A Michael Moore scoop: video of President Bush as he prepares to declare war on March 19, 2003. |
Writing in the New York Times, columnist Frank Rich suggests that Michael Moore is “detonating dynamite” with the imminent release of Fahrenheit 9/11, as he presents war-time pictures that have been largely shielded from our view.
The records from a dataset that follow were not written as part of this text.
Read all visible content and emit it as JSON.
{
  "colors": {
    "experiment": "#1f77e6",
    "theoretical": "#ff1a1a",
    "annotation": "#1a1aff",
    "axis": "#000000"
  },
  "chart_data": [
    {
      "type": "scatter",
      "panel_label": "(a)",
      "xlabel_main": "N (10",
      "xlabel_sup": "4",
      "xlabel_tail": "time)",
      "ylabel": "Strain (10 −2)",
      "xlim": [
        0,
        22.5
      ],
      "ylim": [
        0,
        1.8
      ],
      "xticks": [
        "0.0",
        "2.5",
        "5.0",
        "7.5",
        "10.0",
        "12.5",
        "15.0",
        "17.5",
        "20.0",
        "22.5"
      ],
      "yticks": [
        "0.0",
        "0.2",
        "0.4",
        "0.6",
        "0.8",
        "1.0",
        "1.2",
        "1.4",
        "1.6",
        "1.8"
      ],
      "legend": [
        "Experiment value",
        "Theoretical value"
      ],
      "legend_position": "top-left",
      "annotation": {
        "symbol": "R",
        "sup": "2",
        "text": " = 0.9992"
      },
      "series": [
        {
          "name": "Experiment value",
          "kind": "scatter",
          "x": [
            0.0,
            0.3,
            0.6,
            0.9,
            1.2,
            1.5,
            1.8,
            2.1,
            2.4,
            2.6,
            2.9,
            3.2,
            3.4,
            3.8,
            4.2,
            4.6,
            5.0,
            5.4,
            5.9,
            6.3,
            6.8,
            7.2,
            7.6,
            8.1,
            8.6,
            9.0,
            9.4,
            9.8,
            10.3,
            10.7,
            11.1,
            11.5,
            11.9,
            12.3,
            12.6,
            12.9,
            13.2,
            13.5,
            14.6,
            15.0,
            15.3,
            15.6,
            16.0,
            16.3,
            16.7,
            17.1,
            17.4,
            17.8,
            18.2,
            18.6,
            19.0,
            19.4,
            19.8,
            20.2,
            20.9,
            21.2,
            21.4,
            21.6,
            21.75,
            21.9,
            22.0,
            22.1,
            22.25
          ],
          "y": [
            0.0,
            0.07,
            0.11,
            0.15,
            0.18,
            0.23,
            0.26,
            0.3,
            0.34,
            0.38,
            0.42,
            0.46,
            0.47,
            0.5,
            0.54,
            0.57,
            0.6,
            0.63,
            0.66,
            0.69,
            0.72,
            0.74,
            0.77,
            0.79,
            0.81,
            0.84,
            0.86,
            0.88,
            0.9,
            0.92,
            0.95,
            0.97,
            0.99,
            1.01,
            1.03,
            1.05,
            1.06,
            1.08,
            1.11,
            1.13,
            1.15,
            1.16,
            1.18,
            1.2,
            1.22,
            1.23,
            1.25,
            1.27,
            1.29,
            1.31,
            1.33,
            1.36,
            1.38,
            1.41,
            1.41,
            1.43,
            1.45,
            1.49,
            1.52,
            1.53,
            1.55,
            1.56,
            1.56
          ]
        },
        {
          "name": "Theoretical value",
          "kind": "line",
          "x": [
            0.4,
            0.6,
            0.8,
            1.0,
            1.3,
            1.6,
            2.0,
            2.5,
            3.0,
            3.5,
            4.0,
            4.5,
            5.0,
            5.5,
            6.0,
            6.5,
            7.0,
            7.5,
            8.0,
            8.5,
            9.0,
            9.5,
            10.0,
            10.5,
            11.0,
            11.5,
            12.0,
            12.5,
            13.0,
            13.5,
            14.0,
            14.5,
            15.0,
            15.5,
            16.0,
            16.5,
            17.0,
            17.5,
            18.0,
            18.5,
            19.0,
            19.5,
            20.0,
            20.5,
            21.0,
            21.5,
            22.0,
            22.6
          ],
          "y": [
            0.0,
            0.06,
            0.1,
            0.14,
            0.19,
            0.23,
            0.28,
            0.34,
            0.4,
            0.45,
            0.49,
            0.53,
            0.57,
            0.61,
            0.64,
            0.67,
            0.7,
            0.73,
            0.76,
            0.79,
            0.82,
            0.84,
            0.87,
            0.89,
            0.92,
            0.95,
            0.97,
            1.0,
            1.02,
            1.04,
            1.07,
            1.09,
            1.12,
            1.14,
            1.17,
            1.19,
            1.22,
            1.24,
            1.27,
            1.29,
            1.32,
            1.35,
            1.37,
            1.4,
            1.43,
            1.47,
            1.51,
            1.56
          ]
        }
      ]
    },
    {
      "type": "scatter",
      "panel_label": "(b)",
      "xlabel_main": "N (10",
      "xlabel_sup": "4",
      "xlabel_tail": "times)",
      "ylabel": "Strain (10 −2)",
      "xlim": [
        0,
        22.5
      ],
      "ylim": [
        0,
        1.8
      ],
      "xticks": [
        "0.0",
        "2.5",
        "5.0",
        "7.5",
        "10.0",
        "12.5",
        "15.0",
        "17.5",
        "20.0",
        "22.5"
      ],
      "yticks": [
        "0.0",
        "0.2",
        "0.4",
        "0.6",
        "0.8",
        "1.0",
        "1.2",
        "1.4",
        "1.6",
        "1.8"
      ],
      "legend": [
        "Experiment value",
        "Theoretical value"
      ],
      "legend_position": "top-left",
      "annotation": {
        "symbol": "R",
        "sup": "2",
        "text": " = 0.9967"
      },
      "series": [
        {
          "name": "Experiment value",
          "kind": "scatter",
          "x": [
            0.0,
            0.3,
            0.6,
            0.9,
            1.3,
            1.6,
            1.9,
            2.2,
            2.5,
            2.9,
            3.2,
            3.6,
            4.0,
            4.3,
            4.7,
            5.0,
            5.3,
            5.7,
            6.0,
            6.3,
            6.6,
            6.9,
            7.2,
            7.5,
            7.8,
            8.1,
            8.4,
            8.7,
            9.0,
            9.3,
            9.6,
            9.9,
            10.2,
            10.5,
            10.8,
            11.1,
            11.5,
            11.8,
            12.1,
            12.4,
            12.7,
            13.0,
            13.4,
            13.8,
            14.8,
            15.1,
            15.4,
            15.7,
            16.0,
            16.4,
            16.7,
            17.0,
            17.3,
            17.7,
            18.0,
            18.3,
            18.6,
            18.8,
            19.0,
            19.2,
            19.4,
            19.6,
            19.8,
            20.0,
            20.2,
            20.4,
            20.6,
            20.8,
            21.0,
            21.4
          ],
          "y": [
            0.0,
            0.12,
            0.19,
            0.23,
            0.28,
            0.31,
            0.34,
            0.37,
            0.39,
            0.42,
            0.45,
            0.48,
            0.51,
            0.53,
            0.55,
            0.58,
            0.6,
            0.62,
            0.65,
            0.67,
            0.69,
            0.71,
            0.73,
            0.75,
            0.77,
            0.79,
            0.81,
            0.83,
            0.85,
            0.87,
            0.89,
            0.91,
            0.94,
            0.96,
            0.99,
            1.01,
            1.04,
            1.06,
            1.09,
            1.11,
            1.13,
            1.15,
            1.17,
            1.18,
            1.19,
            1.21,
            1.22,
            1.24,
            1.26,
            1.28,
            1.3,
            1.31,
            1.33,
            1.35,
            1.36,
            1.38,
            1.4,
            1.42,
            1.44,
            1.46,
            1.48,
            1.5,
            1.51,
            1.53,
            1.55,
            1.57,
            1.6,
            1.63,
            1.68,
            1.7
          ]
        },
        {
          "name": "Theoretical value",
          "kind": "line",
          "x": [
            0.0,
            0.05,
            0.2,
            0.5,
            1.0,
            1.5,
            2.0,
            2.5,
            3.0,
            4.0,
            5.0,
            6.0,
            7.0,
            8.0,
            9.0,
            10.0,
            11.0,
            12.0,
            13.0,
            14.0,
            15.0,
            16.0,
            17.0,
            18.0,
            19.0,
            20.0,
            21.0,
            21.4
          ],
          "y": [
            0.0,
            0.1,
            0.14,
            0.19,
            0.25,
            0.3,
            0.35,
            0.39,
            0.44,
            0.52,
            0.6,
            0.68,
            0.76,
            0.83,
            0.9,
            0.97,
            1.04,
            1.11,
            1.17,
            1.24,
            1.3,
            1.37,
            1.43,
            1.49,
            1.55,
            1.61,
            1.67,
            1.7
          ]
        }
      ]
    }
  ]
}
At first, Moore’s Cannes’ award-winning film offers viewers a brief, tendentious recap of recent Bush history: Katherine Harris, the Supreme Court, AWOL in Alabama, Halliburton, the Patriot Act, and more.
Then, Rich reports, “the movie veers off in another direction entirely” as Moore sets about to chronicle, with wrenching impact, “the actual dying, of American troops and Iraqi civilians alike, with all the ripped flesh and spilled guts that the violence of war entails.” Next, the viewer is shown footage of events that are a precursor to the torture at Abu Ghraib prison …
Perhaps the most damning sequence in Fahrenheit 9/11 is the one showing American troops as they ridicule hooded detainees in a holding pen near Samara, Iraq, in December 2003. A male soldier touches the erection of a prisoner lying on a stretcher underneath a blanket, an intimation of the sexual humiliations that were happening at Abu Ghraib at that same time.
Rich concludes his powerfully written piece with the argument that: “No one would ever accuse Michael Moore of having a beautiful mind. Subtleties and fine distinctions are not his thing. That matters very little, it turns out, when you have a story this ugly and this powerful to tell.”